Les tensions avec l’Union européenne au sujet de son mécanisme d’ajustement carbone aux frontières compliquent également l’agenda commercial de Pretoria. L’Afrique du Sud soutient que ce prélèvement compromet la compétitivité de ses exportations et contrevient aux règles de l’OMC s’il ne prévoit pas un traitement différencié pour les économies en développement. Des études récentes chiffrent les coûts potentiels pour les exportateurs africains d’acier et de ciment, tandis que l’UE envisage des exemptions pour les plus petits émetteurs sans remettre en cause la logique du dispositif. La capacité de la présidence à concilier ambition climatique et équité commerciale sera un test majeur de son leadership.

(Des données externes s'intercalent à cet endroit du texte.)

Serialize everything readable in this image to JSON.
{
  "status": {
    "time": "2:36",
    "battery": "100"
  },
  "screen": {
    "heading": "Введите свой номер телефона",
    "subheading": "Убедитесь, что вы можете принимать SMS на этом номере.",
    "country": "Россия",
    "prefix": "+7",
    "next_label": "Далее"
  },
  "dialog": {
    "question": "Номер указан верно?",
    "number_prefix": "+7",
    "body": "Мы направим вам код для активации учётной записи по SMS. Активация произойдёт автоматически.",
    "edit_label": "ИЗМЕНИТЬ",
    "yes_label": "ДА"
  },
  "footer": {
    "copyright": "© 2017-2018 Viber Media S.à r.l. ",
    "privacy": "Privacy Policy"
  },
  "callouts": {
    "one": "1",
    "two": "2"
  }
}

Malgré ces vents contraires, la première présidence africaine du G20 conserve le potentiel de reconfigurer les attentes vis-à-vis du forum. Si Pretoria parvient à encadrer des accords sur un dispositif de restructuration de dette plus prévisible, une feuille de route cohérente pour la résilience des systèmes alimentaires et des principes minimaux de gouvernance de l’IA, elle fera progresser la voix africaine dans la définition des règles mondiales. La réussite dépendra d’alliances habiles avec les partenaires émergents, d’un engagement soutenu avec les économies développées les plus sceptiques et d’une gestion soigneuse du récit politique intérieur à l’approche du sommet.

La présidence sud-africaine constitue ainsi plus qu’un jalon protocolaire : elle teste la capacité d’un État africain à exploiter sa double identité – représentant continental et économie à revenu intermédiaire – pour négocier des compromis pragmatiques au sommet de la diplomatie économique mondiale. Le résultat résonnera bien au-delà de l’extinction des projecteurs à Johannesburg, façonnant la place de l’Afrique dans la gouvernance multilatérale pour la décennie à venir.